Шрифт:
Закладка:
Он попросил Матильду написать дочери, чтобы она возвращалась домой как можно быстрее. Экзамены все равно перенесли, так что ей нечего делать там, в этой стране, где все рушится[10]. Скоро приедет Аиша, и они с ней будут гулять по плантациям персиков, между рядами миндальных деревьев. Раньше она умела безошибочно определять, какое дерево будет давать плоды с горчинкой. Амин никогда не соглашался сразу его рубить. Он говорил, что надо дать ему шанс, подождать следующего цветения, не переставать надеяться. Прежняя малютка, упрямое дитя, теперь стала врачом. У нее есть паспорт, она знает английский и, что бы ни случилось, будет более разумной, чем мать, и ей не придется всю жизнь что-нибудь клянчить. Аиша сама будет строить бассейны для своих детей. Она-то будет знать, с каким трудом зарабатываются деньги.
После уроков Селим уехал из лицея и поставил мопед у водно-спортивного клуба. Вошел в раздевалку: там голые мальчишки, сбившись в стайку, развлекалась тем, что лупили друг друга портфелями. Кое-кого из них Селим узнал, они вместе учились в выпускном классе лицея иезуитов. Поздоровался с ними, пошел к своему железному шкафчику и стал неспешно раздеваться. Скатал клубочком носки. Сложил брюки и рубашку. Повесил ремень. Оставшись в одних трусах, посмотрел на себя в маленькое зеркало на дверце шкафчика. С некоторых пор ему стало казаться, что его тело стало ему чужим. Как будто он переселился в чье-то другое тело, тело человека, о котором ничего не знает. Его грудь, ноги, ступни покрылись светлыми волосками. Благодаря упорным тренировкам грудные мышцы стали мощными, выпуклыми. Он уже на десять сантиметров обогнал в росте мать и все больше походил на нее. Селим унаследовал от Матильды светлый цвет волос, широкие плечи и любовь к физической активности. Это сходство смущало его, стесняло, как одежда, из которой он вырос, но от которой невозможно избавиться. В зеркале он видел улыбку матери, ее линию подбородка, и у него возникало ощущение, будто Матильда целиком завладела им и неотступно его преследует. И никогда ему с ней не расстаться.

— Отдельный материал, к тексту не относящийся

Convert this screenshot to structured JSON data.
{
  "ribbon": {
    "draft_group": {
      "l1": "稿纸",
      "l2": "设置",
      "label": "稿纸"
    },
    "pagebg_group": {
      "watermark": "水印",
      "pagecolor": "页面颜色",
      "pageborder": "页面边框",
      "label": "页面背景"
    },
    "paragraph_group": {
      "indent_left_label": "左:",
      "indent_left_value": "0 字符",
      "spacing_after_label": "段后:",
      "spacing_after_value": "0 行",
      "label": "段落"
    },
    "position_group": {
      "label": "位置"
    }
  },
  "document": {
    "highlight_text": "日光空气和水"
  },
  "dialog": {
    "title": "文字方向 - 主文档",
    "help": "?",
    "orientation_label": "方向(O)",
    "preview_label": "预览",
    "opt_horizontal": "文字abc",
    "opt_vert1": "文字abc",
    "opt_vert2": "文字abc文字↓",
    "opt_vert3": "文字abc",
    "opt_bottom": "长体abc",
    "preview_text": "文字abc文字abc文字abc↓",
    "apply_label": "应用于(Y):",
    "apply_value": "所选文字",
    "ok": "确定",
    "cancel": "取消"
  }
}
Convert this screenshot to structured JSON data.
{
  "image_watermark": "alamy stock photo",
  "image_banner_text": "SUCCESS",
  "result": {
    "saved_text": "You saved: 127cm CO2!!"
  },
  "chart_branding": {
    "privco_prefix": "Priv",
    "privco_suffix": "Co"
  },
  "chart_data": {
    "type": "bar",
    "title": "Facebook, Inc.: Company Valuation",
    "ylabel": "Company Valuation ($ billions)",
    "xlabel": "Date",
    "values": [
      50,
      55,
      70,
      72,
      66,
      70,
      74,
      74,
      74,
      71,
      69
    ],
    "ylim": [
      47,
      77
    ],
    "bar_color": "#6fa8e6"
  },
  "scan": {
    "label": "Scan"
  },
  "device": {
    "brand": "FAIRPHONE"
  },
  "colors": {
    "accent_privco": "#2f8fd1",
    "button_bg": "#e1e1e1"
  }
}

Его тело не только изменилось внешне. Теперь оно настойчиво заявляло о каких-то желаниях, порывах, болях, прежде ему неведомых. Ночные видения не имели ничего общего со светлыми детскими снами, они пропитывали его, словно яд, отравляя день за днем. Да, он был теперь высоким, сильным, но за обретение мужского тела пришлось заплатить спокойствием. Отныне в нем поселилась тревога. Тело приходило в трепет по любому пустяку. Потели ладони, по затылку пробегала дрожь, член напрягался. Взросление воспринималось им не как победа, а как разрушение.
Раньше работники на ферме любили подтрунивать над Селимом. Гонялись за ним по полю, смеясь над его тощими ногами и белой кожей, постоянно сгоравшей на солнце. Называли его младенчиком, заморышем, а иногда, чтобы позлить, даже немцем. Селим был обыкновенным мальчишкой, таким же, как другие, никто не заметил бы его в толпе сверстников: он ничем от них не отличался. Мог подхватить вшей, прислонившись белобрысой головой к голове сына пастуха. Однажды заразился чесоткой, как-то раз его покусала собака, он нередко играл с мальчишками из окрестных сел в непристойные игры. Работники и работницы звали его поесть вместе с ними, и никому не приходило в голову, что это сын хозяина и их еда ему не подходит. Ребенку, чтобы расти, нужен кусок хлеба, политый оливковым маслом, и сладкий чай. Женщины щипали его за щеки и восторгались его красотой: «Ты мог бы сойти за бербера. Настоящий рифиец[11]: глаза зеленые, на лице веснушки». В общем, явно не из здешних мест, сделал вывод Селим.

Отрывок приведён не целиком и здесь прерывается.